A Canberra man who sexually abused a teenage girl in front of her sister has taken the fight against his conviction and punishment to the highest court in the country.

Michael Alan Gillard, 60, was found guilty of eight offences against the elder sister in 2011 and was sentenced to nine years and nine months in prison.

He had been looking after the girls for short periods of time at his Canberra home.

Gillard abused the girl when she was under the age of consent, 16, and then again after her 16th birthday.

The crime after she was 16, involving oral sex, was said to have occurred in front of the girl’s sister.

The sister gave evidence that Gillard had bragged that the victim and he had a ‘‘special bond’’, because they both did whatever the other told them to do.


The girl said Gillard had turned to her sister and said:

‘‘Come... on your knees. You know what to do.’’

But Gillard disputed that version of events, saying the girl had consented to the sexual act after she was 16.

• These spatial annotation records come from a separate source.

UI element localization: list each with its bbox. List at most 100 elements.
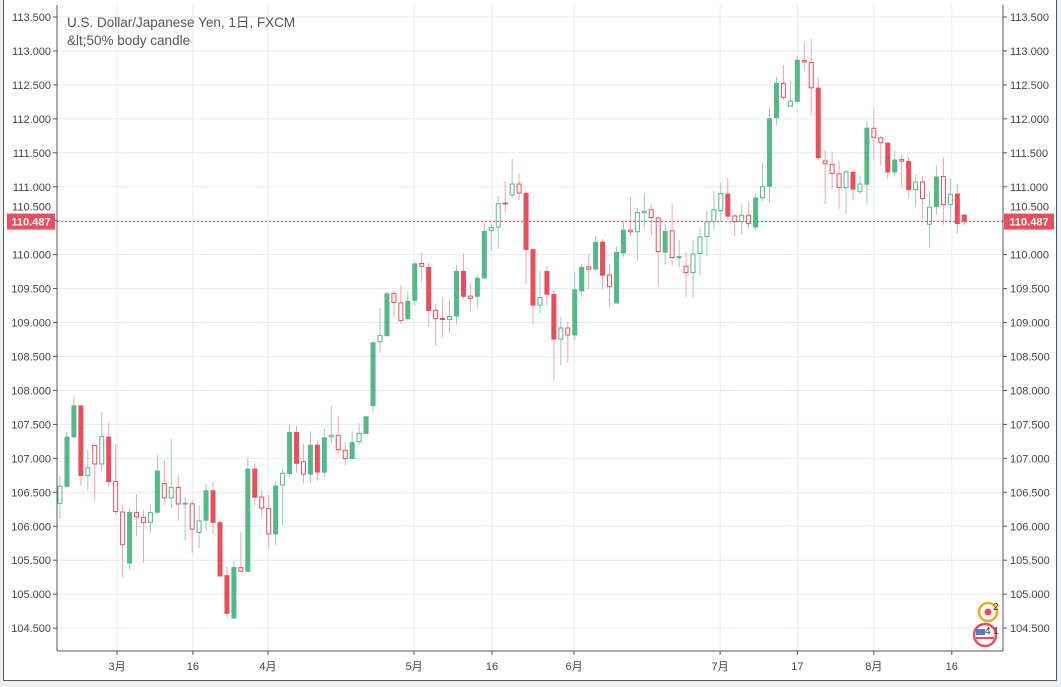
candle-body [530,249,536,306]
candle [760,162,766,202]
candle [203,484,209,531]
candle-body [655,217,661,252]
candle-body [273,485,279,535]
candle-body [648,209,654,218]
candle-body [961,214,967,222]
candle-body [780,83,786,98]
candle [697,227,703,276]
y-tick-label-right: 106.000 [1010,521,1050,533]
us-flag-event-icon[interactable]: 4 1 [972,622,999,648]
candle-body [565,327,571,336]
candle [300,444,306,484]
candle-body [711,209,717,223]
candle-body [182,502,188,505]
candle [433,303,439,346]
candle-body [356,432,362,443]
candle-body [433,309,439,320]
candle-body [794,59,800,102]
candle [231,560,237,619]
candle [314,441,320,481]
candle [593,236,599,270]
candle-body [196,520,202,534]
y-tick-label-right: 106.500 [1010,487,1050,499]
y-tick-label-left: 112.000 [12,114,51,126]
candle-body [189,503,195,530]
candle-body [384,293,390,337]
candle-body [697,236,703,254]
candle [92,444,98,500]
candle [711,190,717,230]
dividend-event-icon[interactable]: 2 [977,601,999,623]
candle-body [725,193,731,217]
candle [773,76,779,125]
candle-body [954,193,960,225]
candle-body [920,181,926,199]
x-tick-label: 6月 [565,661,582,673]
y-tick-label-left: 110.000 [12,250,51,262]
y-tick-label-left: 104.500 [11,623,51,635]
candle [641,193,647,229]
candle-body [342,449,348,460]
candle [71,396,77,439]
candle [182,497,188,541]
candle [349,431,355,460]
candle [940,157,946,225]
candle-body [120,511,126,546]
candle [899,154,905,188]
candle-body [815,87,821,159]
candle [252,463,258,506]
candle [843,169,849,214]
y-tick-label-left: 112.500 [12,80,51,92]
candle [627,196,633,237]
y-tick-label-left: 113.000 [12,46,51,58]
candle-body [551,294,557,340]
candle [175,475,181,521]
last-price-label-right: 110.487 [1009,217,1048,229]
axes: 113.500 113.500 113.000 113.000 112.500 112.5… [7,5,1054,673]
candle [892,150,898,177]
candle-body [947,193,953,206]
candle-body [238,567,244,572]
candle [607,264,613,308]
y-tick-label-right: 104.500 [1010,623,1050,635]
candle [551,289,557,381]
x-tick-label: 16 [187,661,199,673]
candle-body [760,186,766,199]
candle-body [481,230,487,279]
candle-body [537,296,543,306]
candle [746,201,752,229]
candle [113,444,119,515]
candle-body [349,442,355,460]
candle-body [231,566,237,619]
x-tick-label: 8月 [865,661,882,673]
y-tick-label-right: 110.500 [1010,202,1049,214]
candle-body [509,183,515,196]
candle-body [92,444,98,465]
candle-body [683,265,689,273]
candle [523,191,529,284]
candle-body [426,266,432,312]
y-tick-label-left: 106.000 [11,521,51,533]
candle [753,193,759,231]
candle-body [579,266,585,292]
candle-body [85,467,91,477]
candle-body [335,434,341,451]
candle [767,106,773,204]
candle [224,566,230,618]
event-badges[interactable]: 2 4 1 [966,598,1006,658]
candle-body [210,490,216,523]
candle [927,190,932,248]
candle-body [836,173,842,189]
candle-body [460,270,466,297]
candle-body [419,262,425,267]
candle [704,210,710,257]
candle-body [593,241,599,270]
candle-body [488,226,494,231]
candle [245,457,251,572]
candle-body [913,181,919,191]
candle-body [217,522,223,577]
candle [558,317,564,366]
candle [947,178,953,223]
candle [377,308,383,354]
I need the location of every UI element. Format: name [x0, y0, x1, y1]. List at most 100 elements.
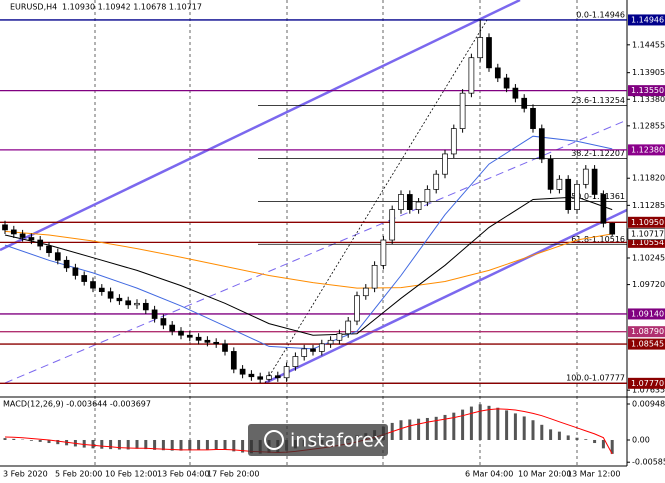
last-price-box — [627, 228, 665, 240]
macd-bar — [443, 414, 447, 440]
moving-average — [4, 196, 613, 336]
y-tick-label: 1.12855 — [632, 121, 665, 130]
level-box — [628, 377, 665, 389]
macd-bar — [513, 413, 517, 440]
x-tick-label: 10 Mar 20:00 — [518, 470, 571, 479]
candle-body — [28, 237, 35, 241]
candle-body — [503, 77, 510, 89]
candle-body — [90, 281, 96, 289]
candle-body — [283, 366, 290, 379]
candle-body — [213, 341, 220, 345]
macd-bar — [487, 405, 491, 440]
level-label: 1.13550 — [631, 86, 664, 95]
x-tick-label: 17 Feb 20:00 — [207, 470, 259, 479]
macd-bar — [425, 417, 429, 440]
candle-body — [318, 343, 325, 352]
macd-bar — [109, 439, 113, 450]
candle-body — [257, 376, 264, 380]
candle-body — [81, 275, 88, 282]
fib-label: 61.8-1.10516 — [571, 235, 625, 244]
candle-body — [195, 336, 202, 341]
candle-body — [371, 264, 378, 289]
macd-bar — [478, 404, 482, 440]
candle-body — [72, 267, 79, 276]
x-tick-label: 5 Feb 20:00 — [55, 470, 102, 479]
candle-body — [486, 37, 492, 69]
candle-body — [468, 57, 475, 94]
macd-bar — [126, 439, 130, 450]
candle-body — [204, 339, 211, 343]
candle-body — [512, 87, 519, 99]
candle-body — [398, 194, 404, 210]
macd-bar — [417, 418, 421, 440]
macd-bar — [56, 439, 60, 445]
macd-bar — [232, 439, 236, 452]
level-label: 1.08790 — [631, 327, 664, 336]
candle-body — [222, 343, 228, 352]
macd-bar — [540, 424, 544, 440]
level-box — [628, 85, 665, 97]
candle-body — [380, 239, 387, 266]
candle-body — [565, 178, 572, 210]
macd-bar — [584, 439, 588, 440]
candle-body — [248, 373, 255, 378]
last-price-label: 1.10717 — [631, 230, 664, 239]
macd-bar — [593, 439, 597, 444]
level-box — [628, 338, 665, 350]
quote: 1.10930 1.10942 1.10678 1.10717 — [62, 3, 202, 12]
macd-bar — [29, 439, 33, 441]
candle-body — [362, 287, 369, 297]
candle-body — [2, 224, 8, 231]
candle-body — [160, 318, 167, 326]
fib-label: 38.2-1.12207 — [571, 149, 625, 158]
y-tick-label: 1.11820 — [632, 174, 665, 183]
fib-label: 23.6-1.13254 — [571, 96, 625, 105]
candle-body — [336, 333, 343, 341]
macd-y-tick-label: 0.00 — [632, 435, 650, 444]
level-label: 1.12380 — [631, 145, 664, 154]
macd-bar — [47, 439, 51, 444]
candle-body — [46, 245, 52, 254]
macd-bar — [461, 409, 465, 440]
candle-body — [389, 209, 396, 241]
candle-body — [459, 92, 466, 129]
x-tick-label: 13 Mar 12:00 — [567, 470, 620, 479]
candle-body — [538, 128, 545, 160]
y-tick-label: 1.07635 — [632, 386, 665, 395]
candle-body — [556, 178, 563, 190]
candle-body — [574, 183, 580, 210]
macd-y-tick-label: 0.00948 — [632, 399, 665, 408]
macd-bar — [557, 431, 561, 440]
macd-bar — [205, 439, 209, 450]
macd-bar — [469, 406, 473, 440]
macd-bar — [135, 439, 139, 449]
x-tick-label: 13 Feb 04:00 — [157, 470, 209, 479]
y-tick-label: 1.11285 — [632, 201, 665, 210]
macd-bar — [117, 439, 121, 450]
level-label: 1.09140 — [631, 309, 664, 318]
level-box — [628, 326, 665, 338]
candle-body — [477, 37, 484, 59]
level-box — [628, 144, 665, 156]
macd-bar — [496, 407, 500, 440]
level-label: 1.07770 — [631, 379, 664, 388]
candle-body — [530, 108, 536, 129]
moving-average — [4, 230, 613, 289]
level-box — [628, 236, 665, 248]
symbol-title: EURUSD,H4 — [10, 3, 57, 12]
macd-bar — [408, 419, 412, 440]
macd-bar — [223, 439, 227, 450]
level-box — [628, 14, 665, 26]
candle-body — [292, 356, 299, 367]
candle-body — [134, 302, 140, 306]
macd-bar — [549, 429, 553, 440]
candle-body — [354, 295, 360, 322]
candle-body — [547, 158, 554, 190]
fib-label: 100.0-1.07777 — [566, 373, 625, 382]
macd-bar — [566, 435, 570, 440]
candle-body — [310, 348, 316, 352]
macd-bar — [100, 439, 104, 449]
macd-bar — [575, 437, 579, 440]
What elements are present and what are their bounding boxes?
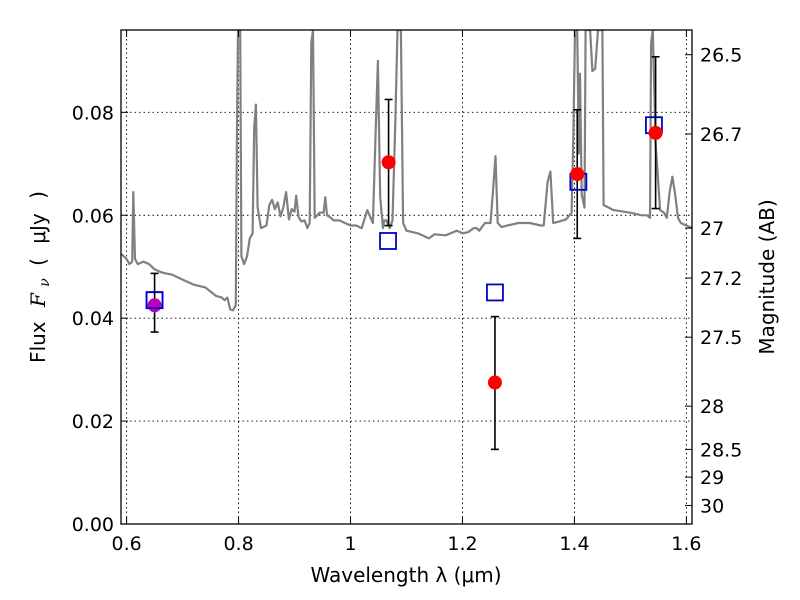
model-photometry-square-overlay	[145, 291, 164, 310]
right-tick-label: 26.7	[700, 124, 742, 146]
model-photometry-square	[486, 283, 504, 302]
plot-frame	[120, 29, 693, 525]
y-axis-label-flux: Flux	[26, 321, 50, 363]
right-tick-label: 29	[700, 467, 724, 489]
x-tick-label: 0.8	[223, 533, 253, 555]
y-tick-label: 0.04	[72, 308, 114, 330]
model-photometry-square	[379, 232, 397, 250]
x-tick-label: 1.2	[447, 533, 477, 555]
right-axis-label: Magnitude (AB)	[755, 199, 779, 354]
observed-flux-point	[570, 167, 585, 182]
y-axis-label-symbol: F	[26, 292, 50, 308]
observed-flux-point	[381, 155, 396, 170]
observed-flux-point	[487, 375, 502, 390]
observed-flux-point	[147, 298, 162, 313]
y-tick-label: 0.02	[72, 411, 114, 433]
x-axis-label: Wavelength λ (μm)	[310, 563, 501, 587]
y-tick-label: 0.00	[72, 514, 114, 536]
x-tick-label: 1.4	[559, 533, 589, 555]
right-tick-label: 27.2	[700, 268, 742, 290]
model-spectrum-line	[121, 30, 692, 312]
y-axis-label-close-paren: )	[26, 191, 50, 199]
right-tick-label: 30	[700, 495, 724, 517]
grid-layer	[121, 30, 692, 525]
spectrum-layer	[121, 30, 692, 312]
right-tick-label: 28	[700, 396, 724, 418]
x-tick-label: 0.6	[111, 533, 141, 555]
x-tick-label: 1	[344, 533, 356, 555]
y-tick-label: 0.08	[72, 102, 114, 124]
y-axis-label-open-paren: (	[26, 258, 50, 266]
x-tick-label: 1.6	[671, 533, 701, 555]
right-tick-label: 27.5	[700, 327, 742, 349]
markers-layer	[145, 55, 663, 451]
right-tick-label: 26.5	[700, 45, 742, 67]
right-tick-label: 27	[700, 218, 724, 240]
y-tick-label: 0.06	[72, 205, 114, 227]
y-axis-label-unit: μJy	[26, 213, 50, 244]
y-axis-label-subscript: ν	[37, 278, 53, 287]
ticks-layer: 0.6 0.8 1 1.2 1.4 1.6 0.00 0.02 0.04 0.06 0.08 26.5…	[72, 30, 742, 555]
right-tick-label: 28.5	[700, 439, 742, 461]
observed-flux-point	[648, 125, 663, 140]
y-axis-label: Flux F ν ( μJy )	[26, 191, 54, 363]
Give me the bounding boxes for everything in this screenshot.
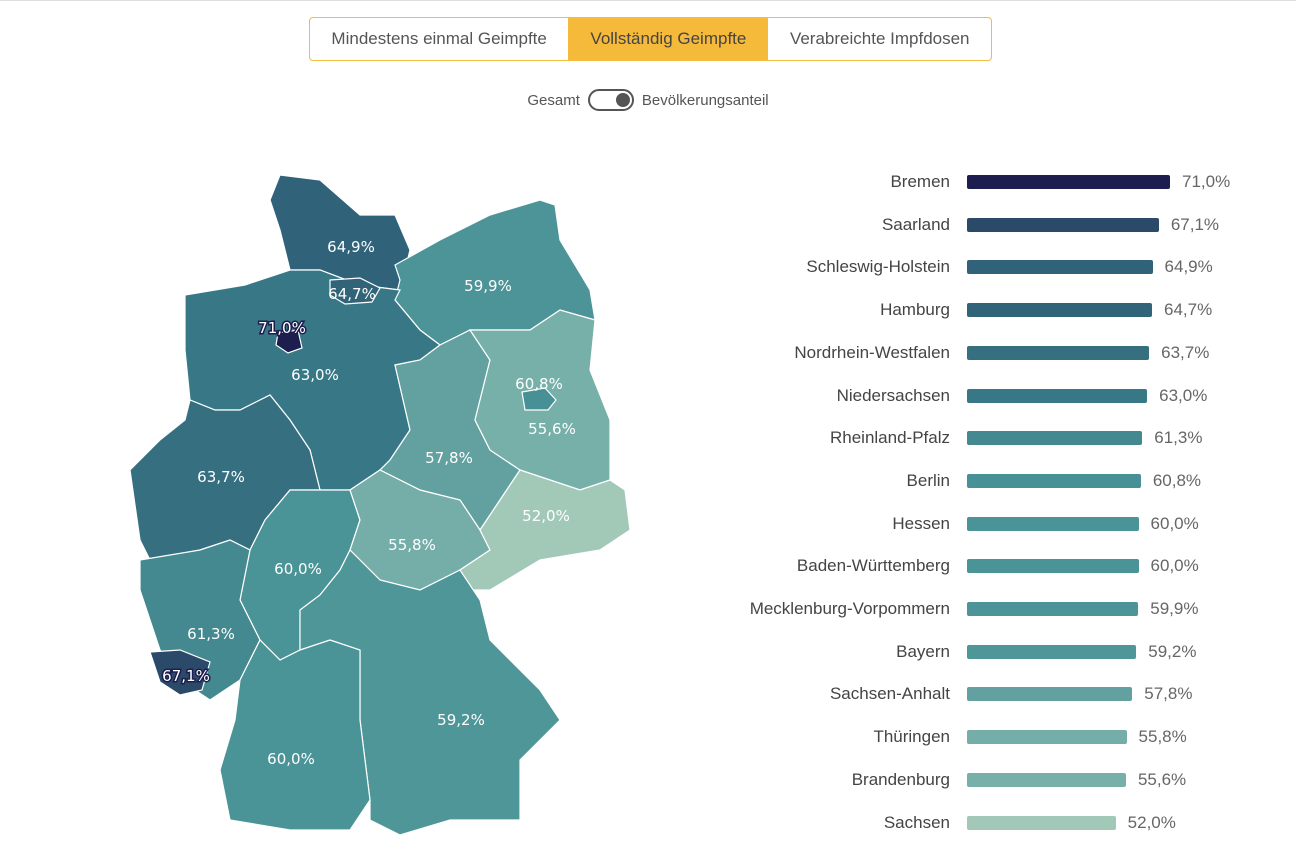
map-region-bremen[interactable] <box>275 329 303 354</box>
bar-value-label: 71,0% <box>1182 172 1231 191</box>
bar[interactable] <box>967 815 1116 830</box>
bar[interactable] <box>967 473 1141 488</box>
bar[interactable] <box>967 516 1139 531</box>
mode-toggle[interactable] <box>587 89 634 111</box>
bar-row: Sachsen-Anhalt 57,8% <box>700 684 1260 704</box>
bar-value-label: 60,0% <box>1150 556 1199 576</box>
bar-label: Hamburg <box>880 300 950 320</box>
metric-tabs: Mindestens einmal Geimpfte Vollständig G… <box>309 17 992 61</box>
bar[interactable] <box>967 217 1159 232</box>
bar-row: Niedersachsen 63,0% <box>700 386 1260 406</box>
tab-first-dose[interactable]: Mindestens einmal Geimpfte <box>331 29 547 48</box>
bar-row: Berlin 60,8% <box>700 471 1260 491</box>
map-value-label: 59,9% <box>464 277 512 295</box>
tab-fully-vaccinated[interactable]: Vollständig Geimpfte <box>568 18 769 60</box>
bar-label: Bremen <box>890 172 950 191</box>
toggle-label-total: Gesamt <box>527 91 580 109</box>
bar-label: Niedersachsen <box>836 385 950 405</box>
bar-label: Thüringen <box>873 727 950 747</box>
bar-label: Schleswig-Holstein <box>806 257 950 277</box>
map-value-label: 71,0% <box>258 319 306 337</box>
bar-value-label: 55,6% <box>1137 769 1187 789</box>
map-region-baden-württemberg[interactable] <box>219 638 371 831</box>
bar-value-label: 67,1% <box>1170 214 1220 234</box>
map-value-label: 63,7% <box>197 468 245 486</box>
map-region-hamburg[interactable] <box>329 277 381 305</box>
bar-label: Nordrhein-Westfalen <box>794 342 950 362</box>
map-value-label: 60,0% <box>267 750 315 768</box>
map-value-label: 55,8% <box>388 536 436 554</box>
bar-label: Saarland <box>881 214 950 234</box>
map-value-label: 57,8% <box>425 449 473 467</box>
bar-value-label: 61,3% <box>1154 428 1203 448</box>
top-divider <box>0 0 1296 1</box>
bar-row: Thüringen 55,8% <box>700 727 1260 747</box>
map-value-label: 64,7% <box>328 285 376 303</box>
bar-row: Mecklenburg-Vorpommern 59,9% <box>700 599 1260 619</box>
map-value-label: 55,6% <box>528 420 576 438</box>
bar[interactable] <box>967 260 1153 275</box>
bar-value-label: 52,0% <box>1127 812 1176 832</box>
map-value-label: 60,8% <box>515 375 563 393</box>
bar[interactable] <box>967 345 1150 360</box>
bar[interactable] <box>967 303 1152 318</box>
bar-value-label: 55,8% <box>1138 727 1187 747</box>
bar[interactable] <box>967 772 1126 787</box>
bar-value-label: 64,9% <box>1164 257 1213 277</box>
map-value-label: 60,0% <box>274 560 322 578</box>
map-value-label: 63,0% <box>291 366 339 384</box>
tab-doses-administered[interactable]: Verabreichte Impfdosen <box>789 29 970 48</box>
map-region-berlin[interactable] <box>521 387 557 411</box>
bar-label: Brandenburg <box>851 769 950 789</box>
bar[interactable] <box>967 602 1139 616</box>
bar-row: Sachsen 52,0% <box>700 813 1260 833</box>
bar[interactable] <box>967 388 1148 403</box>
bar-label: Mecklenburg-Vorpommern <box>749 599 950 618</box>
bar-row: Brandenburg 55,6% <box>700 770 1260 790</box>
bar-label: Rheinland-Pfalz <box>829 428 950 448</box>
bar-label: Sachsen-Anhalt <box>829 684 950 704</box>
bar[interactable] <box>967 431 1143 446</box>
bar-value-label: 57,8% <box>1144 684 1193 704</box>
map-value-label: 52,0% <box>522 507 570 525</box>
bar-row: Hessen 60,0% <box>700 514 1260 534</box>
map-region-saarland[interactable] <box>149 649 211 696</box>
bar-label: Sachsen <box>883 812 950 832</box>
bar-label: Bayern <box>896 641 950 661</box>
bar-row: Nordrhein-Westfalen 63,7% <box>700 343 1260 363</box>
bar-row: Baden-Württemberg 60,0% <box>700 556 1260 576</box>
bar-value-label: 59,9% <box>1150 599 1199 618</box>
bar[interactable] <box>967 644 1137 659</box>
bar-row: Rheinland-Pfalz 61,3% <box>700 428 1260 448</box>
bar[interactable] <box>967 730 1127 745</box>
bar-row: Bayern 59,2% <box>700 642 1260 662</box>
bar-row: Saarland 67,1% <box>700 215 1260 235</box>
toggle-knob <box>615 93 630 107</box>
bar-label: Berlin <box>906 470 950 490</box>
bar-value-label: 59,2% <box>1148 641 1197 661</box>
bar-value-label: 63,7% <box>1161 342 1210 362</box>
bar-value-label: 60,8% <box>1152 470 1202 490</box>
bar[interactable] <box>967 175 1170 189</box>
bar-row: Hamburg 64,7% <box>700 300 1260 320</box>
bar[interactable] <box>967 687 1133 702</box>
bar-value-label: 63,0% <box>1159 385 1208 405</box>
bar-label: Baden-Württemberg <box>796 556 950 576</box>
mode-toggle-row: Gesamt Bevölkerungsanteil <box>0 89 1296 111</box>
map-value-label: 64,9% <box>327 238 375 256</box>
bar-row: Schleswig-Holstein 64,9% <box>700 257 1260 277</box>
bar[interactable] <box>967 559 1139 574</box>
bar-label: Hessen <box>892 513 950 533</box>
map-value-label: 59,2% <box>437 711 485 729</box>
bar-value-label: 60,0% <box>1150 513 1199 533</box>
toggle-label-share: Bevölkerungsanteil <box>641 91 769 109</box>
bar-row: Bremen 71,0% <box>700 172 1260 192</box>
germany-map: 64,9% 59,9% 63,0% 64,7% 71,0% 63,7% 57,8% 55,6%… <box>129 174 631 836</box>
map-value-label: 67,1% <box>162 667 210 685</box>
bar-value-label: 64,7% <box>1163 300 1213 320</box>
map-value-label: 61,3% <box>187 625 235 643</box>
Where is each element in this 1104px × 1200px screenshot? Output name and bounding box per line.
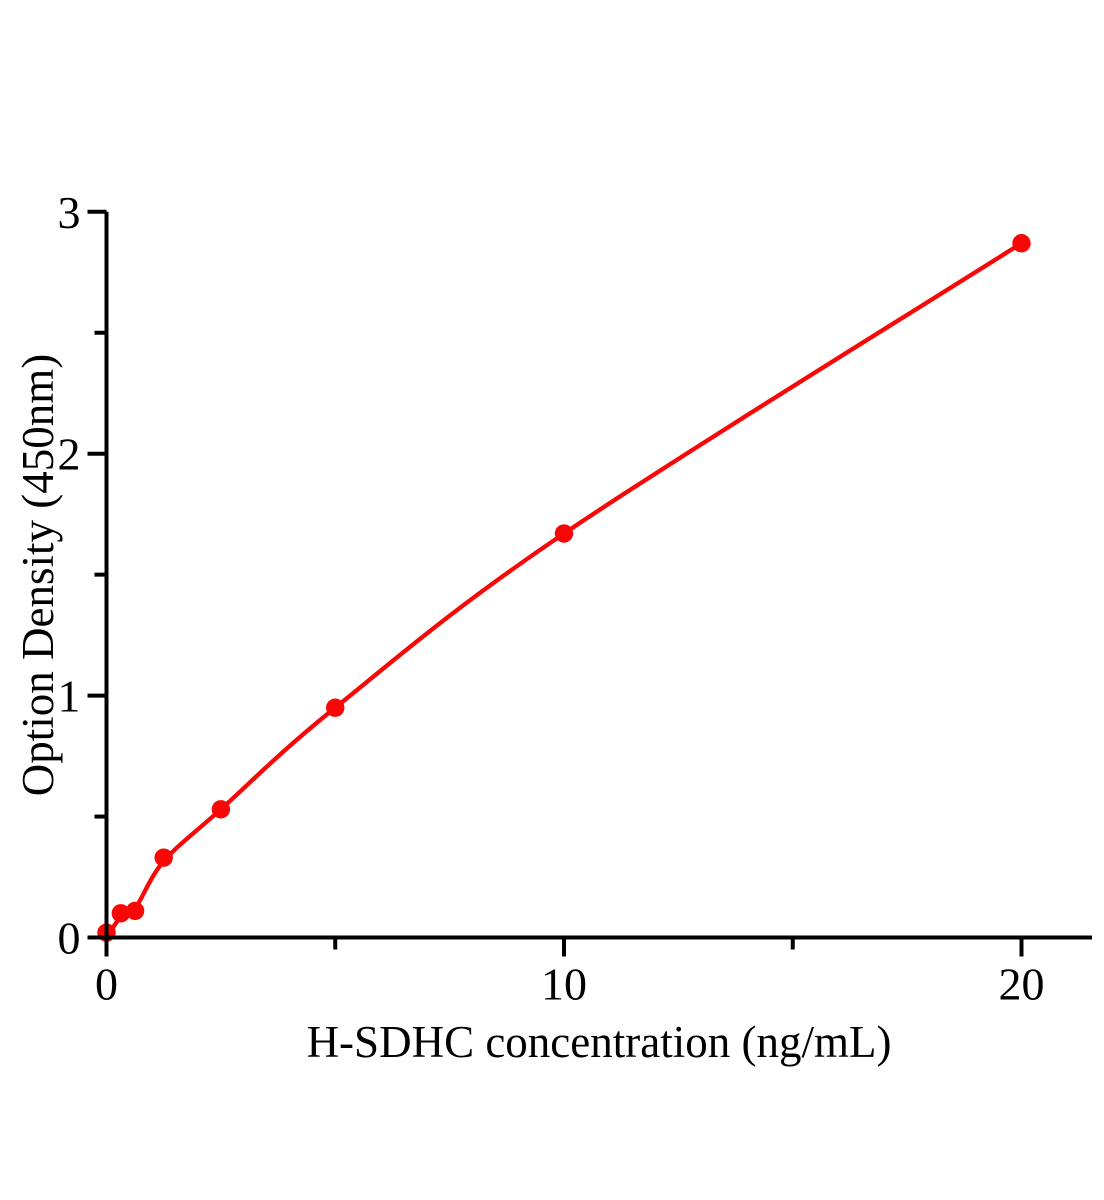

He said the pair had begun kissing and touching each other, and he had said to her ‘‘it would be nice if you went down’’.

The Crown argued at Gillard’s trial that even if the girl had consented, that consent was negated because the older man had abused his position of authority or trust.

But Gillard’s lawyers have argued the trial judge, former chief justice Terence Higgins, gave wrong advice on the issue of consent to the jury when directing them at the end of the case.

They took that fight to the ACT Court of Appeal last year, but failed to convince the full bench that former chief justice Higgins had made the error.

But in November last year Gillard won  the right to take the case to the High Court of Australia.

The hearing took place on Thursday, with Gillard appealing convictions and sentences on four charges before five of the seven High Court justices. Gillard’s counsel said that if the appeal succeeded for all four offences, they should be quashed and a re-trial ordered. If the appellant was successful on just one of the counts, he argued re-sentencing should occur to adjust Gillard’s non-parole period.

The Crown is arguing  no error was made by the ACT Court of Appeal.

The High Court reserved its decision and will hand down judgment at a later date.